Rezension von Matthias Hofmann

 

Am 12. September 1921 wurde der polnische Science-Fiction-Autor Stanisław Lem in Lemberg (heute: Lwiw, Ukraine) geboren. Er wäre dieses Jahr 100 Jahre alt geworden. Das brachte dem Ausnahmeschriftsteller, dessen Bücher in mehr als 50 Sprachen übersetzt wurden und der als kluger Visionär galt, im Jahr 2021 einige Beachtung.

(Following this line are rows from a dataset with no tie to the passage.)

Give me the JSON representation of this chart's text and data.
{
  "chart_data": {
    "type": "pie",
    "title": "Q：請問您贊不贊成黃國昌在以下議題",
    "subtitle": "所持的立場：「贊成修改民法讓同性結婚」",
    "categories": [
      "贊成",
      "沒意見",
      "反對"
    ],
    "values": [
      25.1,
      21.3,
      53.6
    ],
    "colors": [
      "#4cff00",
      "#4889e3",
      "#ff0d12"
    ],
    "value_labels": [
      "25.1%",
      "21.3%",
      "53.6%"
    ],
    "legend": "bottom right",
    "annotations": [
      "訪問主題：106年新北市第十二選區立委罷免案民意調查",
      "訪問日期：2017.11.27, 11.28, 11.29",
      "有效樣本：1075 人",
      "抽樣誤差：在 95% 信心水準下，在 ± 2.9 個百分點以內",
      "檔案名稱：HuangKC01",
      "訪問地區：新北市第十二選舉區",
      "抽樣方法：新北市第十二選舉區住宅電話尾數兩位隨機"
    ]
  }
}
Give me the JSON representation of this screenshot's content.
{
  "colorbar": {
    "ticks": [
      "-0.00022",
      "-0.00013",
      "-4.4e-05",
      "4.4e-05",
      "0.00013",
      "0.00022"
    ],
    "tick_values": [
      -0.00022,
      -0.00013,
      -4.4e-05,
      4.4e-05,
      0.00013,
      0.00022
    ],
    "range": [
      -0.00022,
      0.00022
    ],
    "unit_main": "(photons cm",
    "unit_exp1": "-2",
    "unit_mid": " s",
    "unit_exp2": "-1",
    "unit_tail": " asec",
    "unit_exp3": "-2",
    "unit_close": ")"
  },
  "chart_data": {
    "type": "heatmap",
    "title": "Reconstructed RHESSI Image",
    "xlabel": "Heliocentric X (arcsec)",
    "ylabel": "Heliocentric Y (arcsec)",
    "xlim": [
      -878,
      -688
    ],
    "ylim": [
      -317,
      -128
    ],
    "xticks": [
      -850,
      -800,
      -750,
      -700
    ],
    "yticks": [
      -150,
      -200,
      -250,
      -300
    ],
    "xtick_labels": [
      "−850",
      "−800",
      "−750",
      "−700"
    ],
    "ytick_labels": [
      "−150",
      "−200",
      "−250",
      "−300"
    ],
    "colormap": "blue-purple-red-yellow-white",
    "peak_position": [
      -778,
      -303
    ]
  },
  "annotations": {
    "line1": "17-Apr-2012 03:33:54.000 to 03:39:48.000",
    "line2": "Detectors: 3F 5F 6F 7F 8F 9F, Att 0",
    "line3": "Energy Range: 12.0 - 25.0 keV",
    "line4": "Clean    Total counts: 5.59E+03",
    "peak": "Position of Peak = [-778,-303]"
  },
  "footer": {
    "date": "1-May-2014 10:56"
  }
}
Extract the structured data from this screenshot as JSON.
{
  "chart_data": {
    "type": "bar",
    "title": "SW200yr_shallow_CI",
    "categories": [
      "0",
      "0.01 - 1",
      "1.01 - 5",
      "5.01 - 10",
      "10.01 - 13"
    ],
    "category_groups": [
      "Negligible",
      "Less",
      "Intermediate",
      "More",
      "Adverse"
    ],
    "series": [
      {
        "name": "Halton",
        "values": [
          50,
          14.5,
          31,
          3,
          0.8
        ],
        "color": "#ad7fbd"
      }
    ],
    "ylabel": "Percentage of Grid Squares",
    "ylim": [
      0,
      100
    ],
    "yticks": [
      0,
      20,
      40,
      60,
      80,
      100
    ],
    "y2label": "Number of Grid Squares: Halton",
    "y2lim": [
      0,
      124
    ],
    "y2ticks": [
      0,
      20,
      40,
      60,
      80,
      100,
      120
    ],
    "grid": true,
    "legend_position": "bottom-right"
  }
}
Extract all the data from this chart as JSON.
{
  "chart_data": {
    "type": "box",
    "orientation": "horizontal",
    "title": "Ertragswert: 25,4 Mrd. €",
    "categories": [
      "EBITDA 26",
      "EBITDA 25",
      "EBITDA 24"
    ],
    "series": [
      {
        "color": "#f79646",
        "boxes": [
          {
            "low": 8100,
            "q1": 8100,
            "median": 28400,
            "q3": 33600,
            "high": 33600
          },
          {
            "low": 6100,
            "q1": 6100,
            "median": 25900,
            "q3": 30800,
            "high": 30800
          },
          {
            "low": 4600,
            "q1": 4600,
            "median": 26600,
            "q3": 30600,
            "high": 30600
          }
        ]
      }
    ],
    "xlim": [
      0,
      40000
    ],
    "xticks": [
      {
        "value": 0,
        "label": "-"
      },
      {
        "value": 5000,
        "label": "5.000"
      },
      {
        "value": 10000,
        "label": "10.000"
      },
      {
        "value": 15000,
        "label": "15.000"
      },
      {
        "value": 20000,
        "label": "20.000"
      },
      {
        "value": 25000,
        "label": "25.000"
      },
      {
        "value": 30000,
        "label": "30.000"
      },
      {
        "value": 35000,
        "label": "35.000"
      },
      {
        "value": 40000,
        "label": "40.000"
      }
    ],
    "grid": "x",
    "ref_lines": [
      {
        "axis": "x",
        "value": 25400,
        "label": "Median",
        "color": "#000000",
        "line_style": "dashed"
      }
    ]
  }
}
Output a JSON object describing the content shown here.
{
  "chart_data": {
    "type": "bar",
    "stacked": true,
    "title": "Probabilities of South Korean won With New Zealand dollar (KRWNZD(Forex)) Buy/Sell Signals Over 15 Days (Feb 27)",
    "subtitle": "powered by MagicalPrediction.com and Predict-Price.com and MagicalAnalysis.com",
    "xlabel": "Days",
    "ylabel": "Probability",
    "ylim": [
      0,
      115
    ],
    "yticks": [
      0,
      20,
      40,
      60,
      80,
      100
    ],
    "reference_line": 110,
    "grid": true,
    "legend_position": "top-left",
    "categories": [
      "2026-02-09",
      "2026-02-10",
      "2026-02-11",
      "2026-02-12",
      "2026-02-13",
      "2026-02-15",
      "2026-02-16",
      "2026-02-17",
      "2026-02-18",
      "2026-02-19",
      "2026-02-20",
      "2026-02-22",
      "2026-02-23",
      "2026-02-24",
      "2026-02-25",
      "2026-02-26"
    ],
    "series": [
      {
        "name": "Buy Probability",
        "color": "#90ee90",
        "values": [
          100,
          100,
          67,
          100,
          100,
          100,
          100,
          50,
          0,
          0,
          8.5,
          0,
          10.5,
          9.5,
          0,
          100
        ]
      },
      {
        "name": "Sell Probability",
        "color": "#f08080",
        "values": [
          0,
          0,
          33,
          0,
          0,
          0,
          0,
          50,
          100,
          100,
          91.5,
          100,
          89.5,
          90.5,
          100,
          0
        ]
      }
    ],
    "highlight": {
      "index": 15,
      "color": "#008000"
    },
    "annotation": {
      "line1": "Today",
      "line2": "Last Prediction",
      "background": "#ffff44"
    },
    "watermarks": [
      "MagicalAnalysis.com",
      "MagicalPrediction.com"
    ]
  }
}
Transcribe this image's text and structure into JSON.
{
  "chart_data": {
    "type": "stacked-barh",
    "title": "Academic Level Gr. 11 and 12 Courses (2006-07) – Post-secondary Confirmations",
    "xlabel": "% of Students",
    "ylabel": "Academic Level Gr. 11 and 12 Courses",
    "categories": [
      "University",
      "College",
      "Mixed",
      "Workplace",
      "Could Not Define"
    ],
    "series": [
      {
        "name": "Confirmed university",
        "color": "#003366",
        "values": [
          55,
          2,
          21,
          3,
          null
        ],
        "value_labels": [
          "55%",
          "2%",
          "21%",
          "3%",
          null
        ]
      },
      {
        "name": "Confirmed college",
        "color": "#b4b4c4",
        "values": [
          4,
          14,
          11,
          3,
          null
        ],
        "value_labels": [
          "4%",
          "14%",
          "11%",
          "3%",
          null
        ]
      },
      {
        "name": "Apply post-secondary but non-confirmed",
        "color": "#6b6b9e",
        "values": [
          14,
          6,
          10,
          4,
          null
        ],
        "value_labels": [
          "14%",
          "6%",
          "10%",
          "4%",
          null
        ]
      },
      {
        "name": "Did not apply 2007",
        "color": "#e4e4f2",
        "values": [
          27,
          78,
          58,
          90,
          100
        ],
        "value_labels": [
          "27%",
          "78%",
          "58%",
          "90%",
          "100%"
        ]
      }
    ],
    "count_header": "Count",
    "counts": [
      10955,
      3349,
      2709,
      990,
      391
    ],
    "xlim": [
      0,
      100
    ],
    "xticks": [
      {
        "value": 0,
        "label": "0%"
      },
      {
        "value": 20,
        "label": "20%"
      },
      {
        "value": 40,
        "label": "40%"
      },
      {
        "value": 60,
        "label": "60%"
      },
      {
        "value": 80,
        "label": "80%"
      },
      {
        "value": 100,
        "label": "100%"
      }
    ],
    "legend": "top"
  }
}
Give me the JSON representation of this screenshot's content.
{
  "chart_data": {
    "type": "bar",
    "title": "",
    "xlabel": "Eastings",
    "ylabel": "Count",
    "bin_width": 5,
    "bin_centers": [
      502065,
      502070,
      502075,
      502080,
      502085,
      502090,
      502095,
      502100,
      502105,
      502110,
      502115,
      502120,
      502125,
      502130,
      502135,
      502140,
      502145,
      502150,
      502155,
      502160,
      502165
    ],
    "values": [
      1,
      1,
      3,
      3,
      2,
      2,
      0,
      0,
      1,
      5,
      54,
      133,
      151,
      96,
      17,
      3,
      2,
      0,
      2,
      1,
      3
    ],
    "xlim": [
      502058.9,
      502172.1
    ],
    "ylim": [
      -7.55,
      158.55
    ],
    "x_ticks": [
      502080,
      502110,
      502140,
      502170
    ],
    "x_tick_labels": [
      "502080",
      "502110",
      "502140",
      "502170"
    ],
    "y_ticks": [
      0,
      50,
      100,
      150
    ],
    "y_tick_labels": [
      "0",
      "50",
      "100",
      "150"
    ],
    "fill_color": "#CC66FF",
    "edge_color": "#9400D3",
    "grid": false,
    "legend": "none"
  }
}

Gestorben ist er 2006 in Krakau, aber durch seine Werke lebt er weiter, wie zahlreiche Wiederveröffentlichungen zeigen.

 

Zu seinen bekanntesten Romanen zählt Solaris (1961), der mehrfach verfilmt wurde, u. a. von Andrei Tarkowski (1971) und Steven Soderbergh (2002). Er wurde dieses Jahr vom Ullstein Verlag neu aufgelegt. Sein Stammverlag ist jedoch Suhrkamp, wo man auch nicht untätig blieb und ein Leseset von vier Büchern mit einer exklusiven Postkartenset-Beilage neu auflegte.

 

Aus seinem Privatleben machte Lem stets ein Geheimnis. Es war für ihn nicht wichtig. Umso interessanter sind die beiden Sekundärwerke über den Polen, die 2021 erstmals auf Deutsch veröffentlicht wurden.

 

Neben dem Buch Stanisław Lem. Leben in der Zukunft. Philosoph und SF-Autor: die große Lem-Biografie zum 100. Geburtstag. Sein Leben zwischen Opposition und Emigration, zwischen Wissenschaft und Science-Fiction von Alfred Gall (erschienen bei wbg Theiss) ist ein weiteres Buch über den Zukunftsdenker Lem von Interesse. Es erschien etwas abseits der gängigen Veröffentlichungskanäle, im Wissenschaftsverlag Harrassowitz als Band 12 der Reihe Polnische Profile, gefördert aus Mitteln des Polnischen Instituts und des Ministeriums für Auswärtige Angelegenheiten der Republik Polen.

 

Das Buch mit dem Titel Zoff wegen der Gravitation. Oder: Mein Vater, Stanisław Lem stammt von keinem geringeren als Tomasz Lem. Der 1968 geborene einzige Nachkomme Lems, der als Übersetzer arbeitet, hat eine besondere Biografie seines Vaters geschrieben, die ein sehr persönliches Bild des Schriftstellers aus der Sicht seines Sohnes zeichnet.

 

Sein Text ist das Ergebnis einer Synergie von eigener Erinnerung, zahlreichen Anekdoten über, aber auch Briefen oder sonstigen direkten Zitaten seines Vaters. Er beginnt mit der Besatzungszeit in Lemberg und dem Kennenlernen seiner Eltern und beschreibt in den folgenden Kapiteln den Lebensweg Stanisław Lems in einer anschaulichen und mitunter äußerst unterhaltsamen Art.

 

Legendär scheint die Tatsache zu sein, dass Lem auch mit dem langsamsten Auto ein Raser gewesen sein soll, einem Umstand, dem gleich ein ganzes Kapitel mit dem Titel »Der Kampf mit den Verbrennungsfahrzeugen« gewidmet wurde.

 

Auch die Erlebnisse Lems auf Reisen nach Jugoslawien, Russland, Sylt oder Österreich werden geschildert, ebenso wie der Kauf des ersten eigenen Hauses und der haarsträubenden Probleme, die damit verbunden waren.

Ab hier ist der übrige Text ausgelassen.